On a nettement plus de firmes de capital de risque, elles représentent environ 70 % de nos membres. Elles réalisent toutefois des financements beaucoup moins importants que les sociétés d’investissements privés.

Au chapitre du montant des investissements, c’est plutôt l’inverse. Les firmes de capital de risque réalisent 30 % des financements, alors que les firmes de capital privé totalisent plus de 70 % des financements.

On a des membres qui font les deux types d’investissement, comme le Fonds de solidarité de la FTQ qui fait du capital de risque, mais aussi de l’investissement à long terme.

L’an dernier, les firmes de capital de risque ont réalisé 620 transactions, qui ont représenté 3,8 milliards, alors que les sociétés d’investissements privés ont réalisé 599 transactions, qui ont totalisé 22 milliards.

Les deux types de sociétés d’investissement ont chacun leur rôle à jouer, mais on a l’impression que le capital de risque ne vise qu’à investir dans une entreprise dans l’espoir qu’elle soit vendue le plus tôt possible. Ce n’est pas un peu dommage que l’on ne soit pas plus patient ?

C’est un fait. Plus de 70 % des investissements en capital de risque sont réalisés dans des entreprises technologiques, principalement en technologies de l’information et en intelligence artificielle.

Il arrive souvent qu’une entreprise soit forcée de vendre parce qu’elle est arrivée au terme de son processus de développement et c’est alors plus avantageux pour elle de le faire.

Mais ce qu’on oublie souvent, c’est que les entrepreneurs qui vendent vont souvent créer une nouvelle société et que les gens qui travaillent dans ces entreprises développent une expertise très recherchée. Tout ça nourrit un écosystème d’innovation.
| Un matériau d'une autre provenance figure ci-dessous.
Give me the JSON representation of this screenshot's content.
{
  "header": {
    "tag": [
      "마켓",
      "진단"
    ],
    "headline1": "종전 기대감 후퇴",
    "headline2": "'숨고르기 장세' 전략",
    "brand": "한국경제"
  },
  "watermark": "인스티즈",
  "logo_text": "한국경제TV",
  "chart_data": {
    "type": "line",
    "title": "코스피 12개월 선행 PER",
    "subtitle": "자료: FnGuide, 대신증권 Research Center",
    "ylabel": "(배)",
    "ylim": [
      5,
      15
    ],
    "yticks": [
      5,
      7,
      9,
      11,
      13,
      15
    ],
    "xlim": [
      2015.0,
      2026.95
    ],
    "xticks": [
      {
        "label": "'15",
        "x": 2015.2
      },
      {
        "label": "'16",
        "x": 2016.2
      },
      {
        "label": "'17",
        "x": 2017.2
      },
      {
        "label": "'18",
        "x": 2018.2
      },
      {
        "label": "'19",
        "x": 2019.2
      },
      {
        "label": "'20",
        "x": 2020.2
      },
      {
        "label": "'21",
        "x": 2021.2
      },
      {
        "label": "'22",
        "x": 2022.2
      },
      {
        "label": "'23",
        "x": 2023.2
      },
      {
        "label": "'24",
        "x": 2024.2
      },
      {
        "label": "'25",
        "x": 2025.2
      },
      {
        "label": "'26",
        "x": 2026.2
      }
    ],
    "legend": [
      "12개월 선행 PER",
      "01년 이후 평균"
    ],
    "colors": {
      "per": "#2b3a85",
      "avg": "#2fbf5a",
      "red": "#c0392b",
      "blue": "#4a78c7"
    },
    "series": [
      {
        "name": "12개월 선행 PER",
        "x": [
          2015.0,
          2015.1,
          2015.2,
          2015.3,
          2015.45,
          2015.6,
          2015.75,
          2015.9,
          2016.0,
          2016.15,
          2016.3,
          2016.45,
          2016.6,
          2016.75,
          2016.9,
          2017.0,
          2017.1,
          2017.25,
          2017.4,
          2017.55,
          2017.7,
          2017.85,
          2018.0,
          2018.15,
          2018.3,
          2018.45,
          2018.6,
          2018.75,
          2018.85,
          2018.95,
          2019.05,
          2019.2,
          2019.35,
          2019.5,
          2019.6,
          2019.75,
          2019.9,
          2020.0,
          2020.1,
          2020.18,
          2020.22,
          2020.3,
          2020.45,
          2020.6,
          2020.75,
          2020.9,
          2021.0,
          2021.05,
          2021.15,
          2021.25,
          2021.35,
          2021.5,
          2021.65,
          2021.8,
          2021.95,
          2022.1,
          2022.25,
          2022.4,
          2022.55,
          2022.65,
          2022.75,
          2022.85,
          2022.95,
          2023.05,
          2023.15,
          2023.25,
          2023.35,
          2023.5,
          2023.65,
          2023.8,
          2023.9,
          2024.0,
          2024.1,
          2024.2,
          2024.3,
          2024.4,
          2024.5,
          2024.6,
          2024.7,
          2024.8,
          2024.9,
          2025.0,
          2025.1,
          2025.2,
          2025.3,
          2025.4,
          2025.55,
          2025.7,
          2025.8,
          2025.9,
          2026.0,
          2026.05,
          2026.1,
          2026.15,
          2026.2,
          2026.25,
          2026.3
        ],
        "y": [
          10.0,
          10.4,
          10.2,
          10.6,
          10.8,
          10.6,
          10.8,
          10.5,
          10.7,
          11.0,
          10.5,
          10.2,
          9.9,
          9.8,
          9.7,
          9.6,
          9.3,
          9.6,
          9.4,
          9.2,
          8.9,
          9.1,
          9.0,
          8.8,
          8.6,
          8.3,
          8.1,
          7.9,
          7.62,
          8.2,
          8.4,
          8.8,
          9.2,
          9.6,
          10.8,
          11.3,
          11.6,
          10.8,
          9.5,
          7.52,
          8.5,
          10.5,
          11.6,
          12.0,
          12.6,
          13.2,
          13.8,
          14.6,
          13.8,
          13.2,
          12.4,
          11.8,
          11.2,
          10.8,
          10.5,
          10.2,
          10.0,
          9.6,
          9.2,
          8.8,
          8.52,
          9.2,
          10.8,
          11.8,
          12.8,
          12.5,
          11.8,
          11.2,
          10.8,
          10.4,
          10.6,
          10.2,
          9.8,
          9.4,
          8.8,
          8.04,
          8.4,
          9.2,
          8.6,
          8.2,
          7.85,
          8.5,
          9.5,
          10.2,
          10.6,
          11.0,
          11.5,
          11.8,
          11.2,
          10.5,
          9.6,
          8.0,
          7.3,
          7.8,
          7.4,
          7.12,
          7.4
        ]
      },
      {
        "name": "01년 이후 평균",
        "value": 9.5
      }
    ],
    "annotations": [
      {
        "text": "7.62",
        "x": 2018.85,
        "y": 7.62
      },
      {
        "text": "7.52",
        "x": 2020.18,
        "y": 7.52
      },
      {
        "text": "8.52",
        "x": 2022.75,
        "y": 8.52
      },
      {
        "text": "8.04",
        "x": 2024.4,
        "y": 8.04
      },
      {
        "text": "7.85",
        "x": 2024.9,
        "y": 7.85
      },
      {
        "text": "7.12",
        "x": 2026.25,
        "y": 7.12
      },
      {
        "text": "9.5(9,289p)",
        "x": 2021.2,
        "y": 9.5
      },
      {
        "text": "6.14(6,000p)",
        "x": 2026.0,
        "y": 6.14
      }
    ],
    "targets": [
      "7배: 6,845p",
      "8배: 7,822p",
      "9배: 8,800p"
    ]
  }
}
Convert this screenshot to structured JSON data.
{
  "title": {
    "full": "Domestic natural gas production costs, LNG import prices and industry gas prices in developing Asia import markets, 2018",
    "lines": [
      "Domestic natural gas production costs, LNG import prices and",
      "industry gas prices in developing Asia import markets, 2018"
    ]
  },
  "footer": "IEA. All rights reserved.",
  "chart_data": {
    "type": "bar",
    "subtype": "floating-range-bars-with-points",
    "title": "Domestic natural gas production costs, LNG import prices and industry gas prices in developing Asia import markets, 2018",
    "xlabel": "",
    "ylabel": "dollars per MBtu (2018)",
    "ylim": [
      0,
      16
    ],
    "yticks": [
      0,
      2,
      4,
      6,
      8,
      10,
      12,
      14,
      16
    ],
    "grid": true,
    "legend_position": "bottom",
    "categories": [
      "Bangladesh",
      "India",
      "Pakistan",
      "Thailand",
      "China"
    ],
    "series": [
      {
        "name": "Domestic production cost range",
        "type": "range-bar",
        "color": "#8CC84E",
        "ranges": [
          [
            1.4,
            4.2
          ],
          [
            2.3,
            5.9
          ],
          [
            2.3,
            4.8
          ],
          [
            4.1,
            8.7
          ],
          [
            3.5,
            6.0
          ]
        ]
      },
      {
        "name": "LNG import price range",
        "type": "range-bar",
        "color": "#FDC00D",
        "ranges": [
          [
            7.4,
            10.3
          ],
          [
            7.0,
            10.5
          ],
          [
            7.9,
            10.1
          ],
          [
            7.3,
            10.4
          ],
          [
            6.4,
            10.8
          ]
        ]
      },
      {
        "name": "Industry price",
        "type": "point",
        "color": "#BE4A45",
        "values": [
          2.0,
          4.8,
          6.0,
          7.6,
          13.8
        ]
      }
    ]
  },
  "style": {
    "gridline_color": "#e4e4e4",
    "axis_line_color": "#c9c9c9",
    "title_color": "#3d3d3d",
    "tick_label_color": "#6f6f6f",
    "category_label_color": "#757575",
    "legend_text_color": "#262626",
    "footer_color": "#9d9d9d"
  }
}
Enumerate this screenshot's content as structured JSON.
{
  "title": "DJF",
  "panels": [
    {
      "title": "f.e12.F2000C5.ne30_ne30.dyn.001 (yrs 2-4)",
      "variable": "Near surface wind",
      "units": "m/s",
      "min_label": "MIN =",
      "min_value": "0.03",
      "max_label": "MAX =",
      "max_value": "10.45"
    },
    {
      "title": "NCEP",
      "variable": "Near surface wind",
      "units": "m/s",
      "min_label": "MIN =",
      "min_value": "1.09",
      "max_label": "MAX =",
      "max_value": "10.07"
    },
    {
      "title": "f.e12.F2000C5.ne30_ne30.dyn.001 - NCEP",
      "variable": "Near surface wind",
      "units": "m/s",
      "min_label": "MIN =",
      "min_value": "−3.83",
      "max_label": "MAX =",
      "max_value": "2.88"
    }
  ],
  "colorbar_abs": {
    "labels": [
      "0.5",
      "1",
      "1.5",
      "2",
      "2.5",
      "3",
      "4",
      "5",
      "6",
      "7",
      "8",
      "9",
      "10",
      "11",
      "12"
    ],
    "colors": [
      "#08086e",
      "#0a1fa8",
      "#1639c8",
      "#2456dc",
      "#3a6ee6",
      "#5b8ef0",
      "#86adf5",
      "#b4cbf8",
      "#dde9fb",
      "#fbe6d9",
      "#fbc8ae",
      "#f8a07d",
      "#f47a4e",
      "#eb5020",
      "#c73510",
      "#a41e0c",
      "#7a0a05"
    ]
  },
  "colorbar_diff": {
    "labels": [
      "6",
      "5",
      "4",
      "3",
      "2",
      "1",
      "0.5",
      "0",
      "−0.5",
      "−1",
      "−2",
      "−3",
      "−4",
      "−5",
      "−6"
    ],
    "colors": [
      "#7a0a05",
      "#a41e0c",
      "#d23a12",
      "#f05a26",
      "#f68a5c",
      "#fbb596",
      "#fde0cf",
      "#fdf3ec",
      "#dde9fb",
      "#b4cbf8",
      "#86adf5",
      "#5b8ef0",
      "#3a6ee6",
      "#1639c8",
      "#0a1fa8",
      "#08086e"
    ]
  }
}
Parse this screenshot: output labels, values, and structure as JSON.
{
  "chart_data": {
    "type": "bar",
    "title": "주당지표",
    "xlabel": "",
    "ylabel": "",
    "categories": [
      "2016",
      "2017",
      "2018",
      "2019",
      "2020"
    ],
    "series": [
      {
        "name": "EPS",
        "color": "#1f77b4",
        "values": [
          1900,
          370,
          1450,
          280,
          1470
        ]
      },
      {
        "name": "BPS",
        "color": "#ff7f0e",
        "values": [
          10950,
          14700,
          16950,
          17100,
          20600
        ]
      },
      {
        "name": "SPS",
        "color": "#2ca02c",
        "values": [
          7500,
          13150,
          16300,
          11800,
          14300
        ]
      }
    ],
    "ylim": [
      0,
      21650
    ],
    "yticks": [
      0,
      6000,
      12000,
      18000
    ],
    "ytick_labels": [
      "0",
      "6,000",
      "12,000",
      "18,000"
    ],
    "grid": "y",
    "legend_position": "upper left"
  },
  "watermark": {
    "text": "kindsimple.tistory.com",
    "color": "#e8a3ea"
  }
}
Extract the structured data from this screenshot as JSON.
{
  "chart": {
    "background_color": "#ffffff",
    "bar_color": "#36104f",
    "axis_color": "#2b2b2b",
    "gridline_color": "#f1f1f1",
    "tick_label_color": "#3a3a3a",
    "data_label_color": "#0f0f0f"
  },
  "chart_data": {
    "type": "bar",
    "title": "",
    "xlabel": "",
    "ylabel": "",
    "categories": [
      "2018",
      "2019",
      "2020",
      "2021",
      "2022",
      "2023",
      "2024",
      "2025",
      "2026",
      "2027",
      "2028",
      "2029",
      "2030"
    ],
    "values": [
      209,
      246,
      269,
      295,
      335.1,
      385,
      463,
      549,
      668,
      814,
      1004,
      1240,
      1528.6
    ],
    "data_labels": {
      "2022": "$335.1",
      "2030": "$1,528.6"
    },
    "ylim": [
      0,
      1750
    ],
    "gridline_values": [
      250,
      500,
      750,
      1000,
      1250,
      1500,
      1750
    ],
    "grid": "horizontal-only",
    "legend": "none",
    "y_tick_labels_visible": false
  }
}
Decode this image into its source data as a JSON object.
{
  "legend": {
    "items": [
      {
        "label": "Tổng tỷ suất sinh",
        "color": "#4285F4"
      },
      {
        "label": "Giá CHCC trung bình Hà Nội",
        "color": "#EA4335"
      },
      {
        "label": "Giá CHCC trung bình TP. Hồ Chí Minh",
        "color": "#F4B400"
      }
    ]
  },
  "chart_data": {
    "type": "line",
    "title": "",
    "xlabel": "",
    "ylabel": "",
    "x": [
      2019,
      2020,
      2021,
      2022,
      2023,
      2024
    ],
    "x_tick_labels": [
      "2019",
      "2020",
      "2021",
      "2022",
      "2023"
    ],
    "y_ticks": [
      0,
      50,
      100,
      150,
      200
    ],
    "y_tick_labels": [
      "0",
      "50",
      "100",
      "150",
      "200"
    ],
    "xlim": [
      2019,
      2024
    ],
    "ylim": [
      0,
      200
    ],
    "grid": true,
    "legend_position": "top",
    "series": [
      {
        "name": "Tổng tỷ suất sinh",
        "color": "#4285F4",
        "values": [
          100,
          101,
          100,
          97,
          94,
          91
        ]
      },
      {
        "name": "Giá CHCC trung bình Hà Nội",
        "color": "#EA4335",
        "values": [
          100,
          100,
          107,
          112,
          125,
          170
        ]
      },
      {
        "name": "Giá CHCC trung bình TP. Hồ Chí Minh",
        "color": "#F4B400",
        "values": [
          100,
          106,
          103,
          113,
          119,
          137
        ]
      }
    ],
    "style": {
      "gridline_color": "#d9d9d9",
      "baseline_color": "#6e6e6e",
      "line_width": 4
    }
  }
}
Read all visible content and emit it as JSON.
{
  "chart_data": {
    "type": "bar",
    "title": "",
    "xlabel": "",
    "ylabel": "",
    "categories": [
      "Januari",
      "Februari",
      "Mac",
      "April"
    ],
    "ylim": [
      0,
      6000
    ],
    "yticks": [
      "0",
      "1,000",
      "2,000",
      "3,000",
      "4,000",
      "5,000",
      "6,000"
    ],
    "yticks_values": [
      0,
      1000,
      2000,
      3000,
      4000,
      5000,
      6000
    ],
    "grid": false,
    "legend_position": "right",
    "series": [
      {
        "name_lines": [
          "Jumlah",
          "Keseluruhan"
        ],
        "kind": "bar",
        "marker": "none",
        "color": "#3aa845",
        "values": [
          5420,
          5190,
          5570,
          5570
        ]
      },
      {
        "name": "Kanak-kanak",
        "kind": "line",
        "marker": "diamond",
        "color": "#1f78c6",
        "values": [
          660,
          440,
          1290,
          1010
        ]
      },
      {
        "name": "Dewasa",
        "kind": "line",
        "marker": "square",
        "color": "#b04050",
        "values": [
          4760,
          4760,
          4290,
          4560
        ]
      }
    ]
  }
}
Moi, je me suis donné comme mandat de mieux faire connaître les firmes de capital d’investissement privé. Elles arrivent souvent dans des entreprises qui sont en fin de cycle de vie.

Non seulement elles investissent du capital, mais elles accompagnent aussi les entrepreneurs dans leur cheminement en leur assurant des conseils stratégiques.

Prenez l’exemple de l’investissement qu’a réalisé Novacap dans Bestar, le fabricant de meubles de Lac-Mégantic. Lorsque Novacap est arrivée, Bestar avait 135 employés et ils sont maintenant plus de 225. L’entreprise connaît une deuxième vie.

Et le plus beau là-dedans, c’est que les firmes de capital d’investissement sont partout, dans toutes les régions du Québec ; elles viennent appuyer des entreprises qui sont essentielles pour la vitalité économique des régions.

L’Association canadienne du capital de risque et d’investissement a toujours soutenu le Fonds de solidarité de la FTQ et les crédits d’impôt à l’investissement dont il profitait lorsque le gouvernement Harper a décidé de les abolir. Pourquoi la CVCA était-elle tant en faveur des privilèges fiscaux du Fonds ?

On avait une position très ferme en faveur du maintien des crédits d’impôt parce que le Fonds de solidarité de la FTQ est un joueur important dans l’industrie du capital de risque au Canada. Le Fonds est très impliqué dans l’écosystème canadien en investissant dans des fonds de partout au Canada.

En 10 ans, le Fonds a investi 2,1 milliards en capital de risque, dont 1,1 milliard directement dans des entreprises et 1 milliard dans les fonds spécialisés, dont Teralys au Québec, mais aussi Lumira basé à Toronto. On va toujours défendre cette position.